Un revers qui pourrait en déstabiliser plus d’un. Pas la sélection danoise. Le spectacle proposé durant la compétition aura été étincelant et le surnom « Danish Dynamite » commencera à se répandre comme une traînée de poudre dans tout le continent. Plus que leur jeu, c’est surtout une image positive que renvoient les joueurs et qui passionnera les foules. Des gars à la fois simples et attachants, qui ont le sens de la fête et qui ne se prennent pas au sérieux. C’était ça aussi le Danemark de l’époque. Et sur le terrain, quel festival ! Malgré des séquences de jeu où l’équipe pouvait se montrer naïve, notamment défensivement, elle faisait surtout preuve d’audace, parfois presque d’arrogance mais elle avait aussi une tendance à jouer sans ballon et à presser l’adversaire qui n’avait peut-être aucun équivalent à l’époque.

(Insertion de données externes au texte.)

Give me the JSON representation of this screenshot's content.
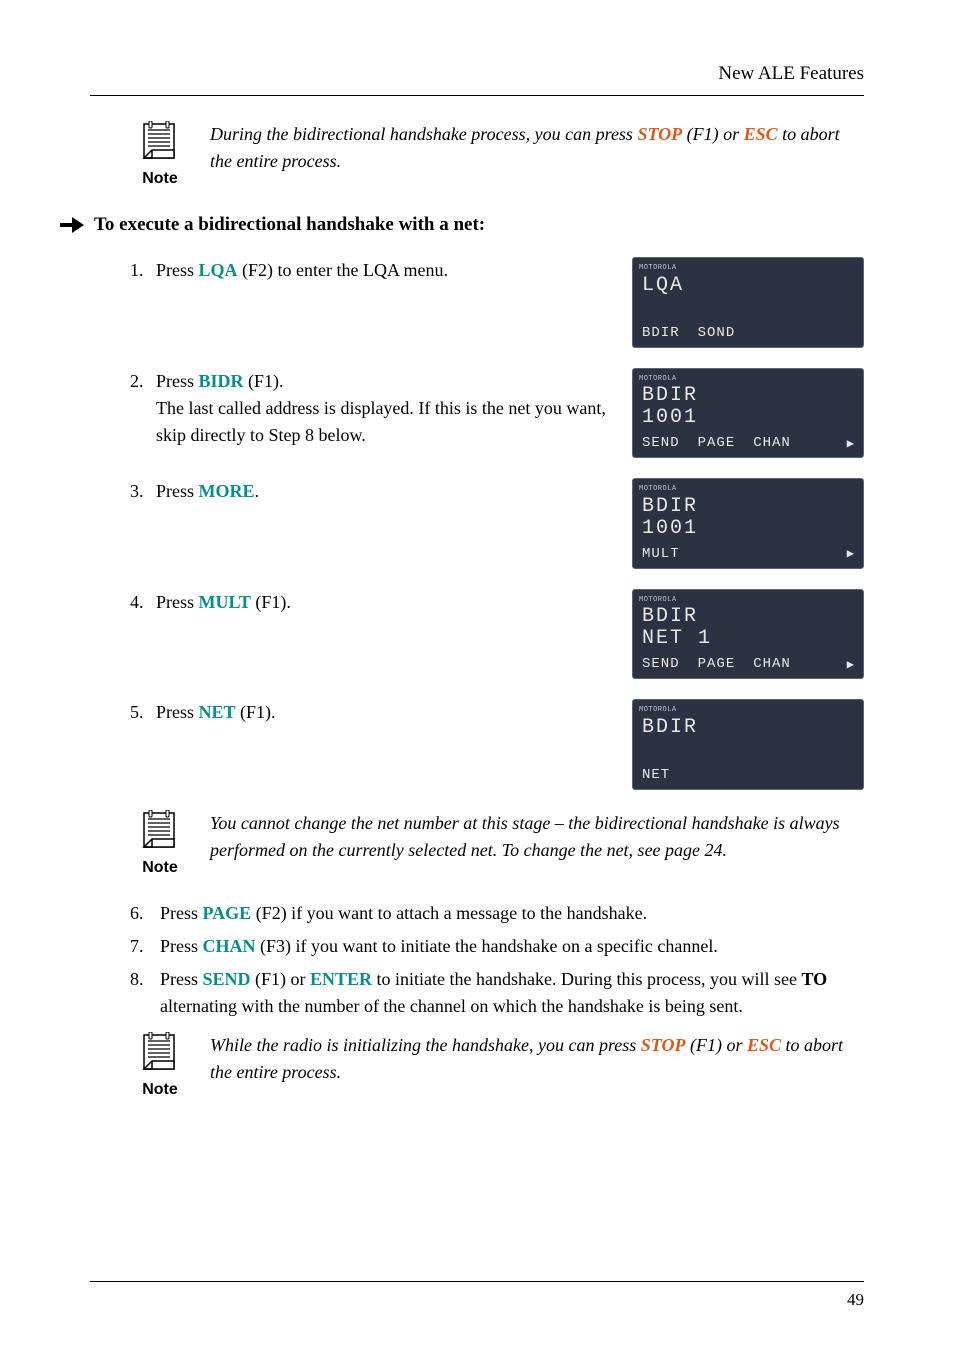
{
  "header": {
    "title": "New ALE Features"
  },
  "note1": {
    "label": "Note",
    "text_pre": "During the bidirectional handshake process, you can press ",
    "stop": "STOP",
    "mid": " (F1) or ",
    "esc": "ESC",
    "post": " to abort the entire process."
  },
  "heading": "To execute a bidirectional handshake with a net:",
  "steps": {
    "s1": {
      "num": "1.",
      "pre": "Press ",
      "key": "LQA",
      "post": " (F2) to enter the LQA menu."
    },
    "s2": {
      "num": "2.",
      "pre": "Press ",
      "key": "BIDR",
      "post": " (F1).",
      "line2": "The last called address is displayed. If this is the net you want, skip directly to Step 8 below."
    },
    "s3": {
      "num": "3.",
      "pre": "Press ",
      "key": "MORE",
      "post": "."
    },
    "s4": {
      "num": "4.",
      "pre": "Press ",
      "key": "MULT",
      "post": " (F1)."
    },
    "s5": {
      "num": "5.",
      "pre": "Press ",
      "key": "NET",
      "post": " (F1)."
    }
  },
  "lcds": {
    "brand": "MOTOROLA",
    "lcd1": {
      "l1": "LQA",
      "l2": "",
      "soft": [
        "BDIR",
        "SOND"
      ],
      "more": false
    },
    "lcd2": {
      "l1": "BDIR",
      "l2": "1001",
      "soft": [
        "SEND",
        "PAGE",
        "CHAN"
      ],
      "more": true
    },
    "lcd3": {
      "l1": "BDIR",
      "l2": "1001",
      "soft": [
        "MULT"
      ],
      "more": true
    },
    "lcd4": {
      "l1": "BDIR",
      "l2": "NET  1",
      "soft": [
        "SEND",
        "PAGE",
        "CHAN"
      ],
      "more": true
    },
    "lcd5": {
      "l1": "BDIR",
      "l2": "",
      "soft": [
        "NET"
      ],
      "more": false
    }
  },
  "note2": {
    "label": "Note",
    "text": "You cannot change the net number at this stage – the bidirectional handshake is always performed on the currently selected net. To change the net, see page 24."
  },
  "lower": {
    "s6": {
      "num": "6.",
      "pre": "Press ",
      "key": "PAGE",
      "post": " (F2) if you want to attach a message to the handshake."
    },
    "s7": {
      "num": "7.",
      "pre": "Press ",
      "key": "CHAN",
      "post": " (F3) if you want to initiate the handshake on a specific channel."
    },
    "s8": {
      "num": "8.",
      "pre": "Press ",
      "key1": "SEND",
      "mid": " (F1) or ",
      "key2": "ENTER",
      "post_a": " to initiate the handshake. During this process, you will see ",
      "bold": "TO",
      "post_b": " alternating with the number of the channel on which the handshake is being sent."
    }
  },
  "note3": {
    "label": "Note",
    "text_pre": "While the radio is initializing the handshake, you can press ",
    "stop": "STOP",
    "mid": " (F1) or ",
    "esc": "ESC",
    "post": " to abort the entire process."
  },
  "pagenum": "49"
}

Certains diront même que la « Danish Dynamite » n’était rien d’autre qu’une version accélérée de l’équipe des Pays-Bas des seventies. Tous les indicateurs étaient là pour parler d’une sorte de Totaalvoetbal (ou « Football total ») sauf que cette fois-ci, peu d’équipes pouvaient se targuer d’avoir en son sein un tel groupe de dribbleurs fous et de joueurs créatifs capables de mettre à mal n’importe quel adversaire. Søren Lerby, Frank Arnesen, Jesper Olsen, Allan Simonsen, Preben Elkjaer, Jan Molby ou encore Michael Laudrup, tout jeune à l’époque. Ces noms-là suffisaient à instiller le plaisir en chacun des supporters venus les voir.

Tiens ! D’ailleurs, parlons-en des supporters. Toujours en nombre pour soutenir les siens, ils feront partie intégrante de cette aventure exaltante. Surnommés les « Roligans » (la contraction de rolig, doux en danois, et hooligan), ils se construiront une réputation de joyeux fanfarons, toujours prêts à propager la bonne humeur là où ils passent. Tous les ingrédients sont là pour éclater à la face du monde car cette fois-ci, c’est le Mondial 86 au Mexique qui se profile à l’horizon.

Et la “Danish Dynamite” ne ratera pas la mire. En terminant premiers de leur groupe devant l’Union Soviétique (en gagnant à domicile dans un de leurs matchs les plus aboutis), les Danois se présentent avec une bonne tête de trouble-fête. Placés dans un groupe extrêmement relevé composé de l’Allemagne de l’Ouest, de l’Ecosse et de l’Uruguay, ils se doivent d’être à la hauteur pour une compétition qui s’annoncera difficile au vu des matchs en altitude qui se profileront sur les terres mexicaines.

Qui dit beau jeu, dit beau maillot aussi ! | Crédit image : Hummel.net

Un premier tour incroyable …

L’heure est venue. 31 mai 1986. La grande messe du football peut enfin commencer. Pour la « Danish Dynamite », c’est le moment de confirmer ce qu’ils ont montré jusqu’alors. « Au Mexique, nous allons attaquer, comme nous l’avons toujours fait », promet Piontek. Même Michael Laudrup en ira de son petit mot en affirmant haut et fort que le Danemark est la « réponse européenne au Brésil ». Pour les observateurs, cela ne fait aucun doute : les Danois sont dans la short list des candidats européens au titre. Les voyants sont au vert et les hostilités vont immédiatement le prouver.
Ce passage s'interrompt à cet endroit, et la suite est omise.